I read some insight into Drupal committing and they had a chart of the most common words in drupal commit messages. I thought it would be interesting to do something like that with WordPress Core, so I through together a bash one-liner to find this. It’s not the most eloquent solution, but it answers the question that I had. Here is what I initially came up with.
svn log http://develop.svn.wordpress.org/trunk -rHEAD:1 -v --xml | xq '.log.logentry | .[].msg' | sed 's/.$//' | sed 's/^.//' | sed 's/\\n/ /g' | tr ' \t' '\n' | tr '[:upper:]' '[:lower:]' | sort | uniq -c | sort -nr | head -n 25
Let’s walk through this since there is enough piping going on, that it may not be the easiest to follow.
svn log http://develop.svn.wordpress.org/trunk -rHEAD:1 -v --xml
I start by getting an xml version of the SVN history, starting at the first changeset and going until the current head.
xq '.log.logentry | .[].msg'
Next, I use xq which takes xml and allows me to run jq commands on it. It’s a handy tool if you ever need to use xml data on the command line. In this case, I am taking what is inside <log><logentry>
and then for each sub element, extracting the msg
. At this point, the messages are on a single line wrapped in quotation marks with \n
to signify newlines. So I run three seds to fix that up.
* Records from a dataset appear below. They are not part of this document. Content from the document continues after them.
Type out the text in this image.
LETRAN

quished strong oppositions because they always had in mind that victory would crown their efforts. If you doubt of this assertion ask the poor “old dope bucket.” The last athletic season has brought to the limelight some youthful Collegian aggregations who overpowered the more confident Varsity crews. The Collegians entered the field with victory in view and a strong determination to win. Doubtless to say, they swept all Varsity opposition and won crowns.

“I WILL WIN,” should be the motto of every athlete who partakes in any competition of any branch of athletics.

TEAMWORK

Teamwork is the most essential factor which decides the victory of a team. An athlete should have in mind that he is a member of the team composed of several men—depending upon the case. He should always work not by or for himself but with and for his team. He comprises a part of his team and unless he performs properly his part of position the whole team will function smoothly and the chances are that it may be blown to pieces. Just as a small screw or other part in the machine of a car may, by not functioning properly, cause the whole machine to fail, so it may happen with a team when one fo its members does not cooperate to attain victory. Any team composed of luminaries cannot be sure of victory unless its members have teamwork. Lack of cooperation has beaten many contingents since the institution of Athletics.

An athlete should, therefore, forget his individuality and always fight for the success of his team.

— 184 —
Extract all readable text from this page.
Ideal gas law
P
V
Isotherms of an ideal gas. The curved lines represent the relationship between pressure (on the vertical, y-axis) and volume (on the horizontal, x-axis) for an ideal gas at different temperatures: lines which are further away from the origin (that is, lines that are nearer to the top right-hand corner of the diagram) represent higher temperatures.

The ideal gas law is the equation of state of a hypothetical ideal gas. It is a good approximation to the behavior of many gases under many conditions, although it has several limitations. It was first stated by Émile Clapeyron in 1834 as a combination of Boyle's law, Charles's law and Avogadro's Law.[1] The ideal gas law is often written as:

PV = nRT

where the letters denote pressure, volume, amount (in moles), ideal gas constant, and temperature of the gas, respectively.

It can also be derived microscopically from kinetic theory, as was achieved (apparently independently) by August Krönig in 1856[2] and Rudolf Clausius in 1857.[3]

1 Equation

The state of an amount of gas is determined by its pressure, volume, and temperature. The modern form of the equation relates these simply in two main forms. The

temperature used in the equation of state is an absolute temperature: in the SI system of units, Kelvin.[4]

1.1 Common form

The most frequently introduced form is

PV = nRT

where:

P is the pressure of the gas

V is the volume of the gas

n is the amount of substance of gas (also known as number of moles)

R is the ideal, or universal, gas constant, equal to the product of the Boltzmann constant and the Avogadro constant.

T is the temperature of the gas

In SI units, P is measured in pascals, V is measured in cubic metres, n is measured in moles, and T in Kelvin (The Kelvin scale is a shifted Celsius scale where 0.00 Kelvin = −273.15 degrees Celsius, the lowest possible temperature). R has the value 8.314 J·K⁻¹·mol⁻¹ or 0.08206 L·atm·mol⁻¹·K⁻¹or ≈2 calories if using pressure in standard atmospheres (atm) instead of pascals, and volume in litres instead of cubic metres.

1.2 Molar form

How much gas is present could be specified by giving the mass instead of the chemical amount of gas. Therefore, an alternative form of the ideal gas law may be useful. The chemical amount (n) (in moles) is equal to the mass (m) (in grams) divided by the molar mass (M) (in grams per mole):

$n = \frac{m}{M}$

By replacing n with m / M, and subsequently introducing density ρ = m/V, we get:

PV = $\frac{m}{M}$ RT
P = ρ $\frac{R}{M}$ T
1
sed 's/.$//' | sed 's/^.//' | sed 's/\\n/ /g'
I’m sure there is a better way to do this, but the first one removes the last character, the next one removes the first character, and the last one converts new lines to spaces. Since words are what we are aiming to look at, we need to get all the words onto their own lines.
tr ' \t' '\n'
tr
is a powerful program for doing transforms of text. In this case, I am taking whitespace and turning it into actual newlines (rather than just the new line charachters). There is likely a more elegant way to have solved this, but my goal isn’t the best solution it’s the working one.
tr '[:upper:]' '[:lower:]'
Word and word are not equal, so we need to make everything a single case. In this case, I am again using tr
, but now I am transforming upper case characters to lowercase.
sort | uniq -c | sort -nr | head -n 25
Counting things on the command line is something I have done so many times, I have an alias for a version of this. Sort puts everything in alphabetical order, uniq -c
then counts how many uniq values there are and outputs it along with how many of each it counted. uniq
requires things common things to be in adjacent lines, hence the initial sort. Next up, we want to sort based on the number and we want high numbers first. Finally, we output the top 25.
28997 the 27463 20429 fixes 17844 to 17818 props 15251 for 15189 in 14441 see 10856 and 10272 a 7549 of 5594 is 5227 when 5133 add 4444 from 4143 fix 3847 * 3821 on 3489 use 3320 that 3267 this 3064 with 3043 remove 2983 be 2766 as
That’s not super helpful. The
isn’t my idea of interesting. So I guess I need to remove useless words. Since I have groff
on this machine, I can use that and fgrep
fgrep -v -w -f /usr/share/groff/1.19.2/eign
I also noticed that the second most common word is whitespace. Remember when we used to put two spaces between sentences? WordPress Core commit messages remember. So let’s add another sed command to the chain:
sed '/^$/d'
And now the final command to see the 25 most used words in WordPress Core Commit messages:
svn log http://develop.svn.wordpress.org/trunk -rHEAD:1 -v --xml | xq '.log.logentry | .[].msg' | sed 's/.$//' | sed 's/^.//' | sed 's/\\n/ /g' | tr '[:upper:]' '[:lower:]' | tr ' \t' '\n' | fgrep -v -w -f /usr/share/groff/1.19.2/eign | sed '/^$/d' | sort | uniq -c | sort -nr | head -n 25
And since you’ve made it this far, here is the list
20429 fixes 17818 props 15189 in 5594 is 5133 add 4143 fix 3847 * 3320 that 3267 this 3064 with 3043 remove 2766 as 2435 an 2432 it 2109 post 2103 if 2080 are 1889 don't 1793 update 1735 - 1688 twenty 1523 more 1500 make 1471 docs: 1416 some
Have an idea for another way to do this with the command line? I would love to hear it.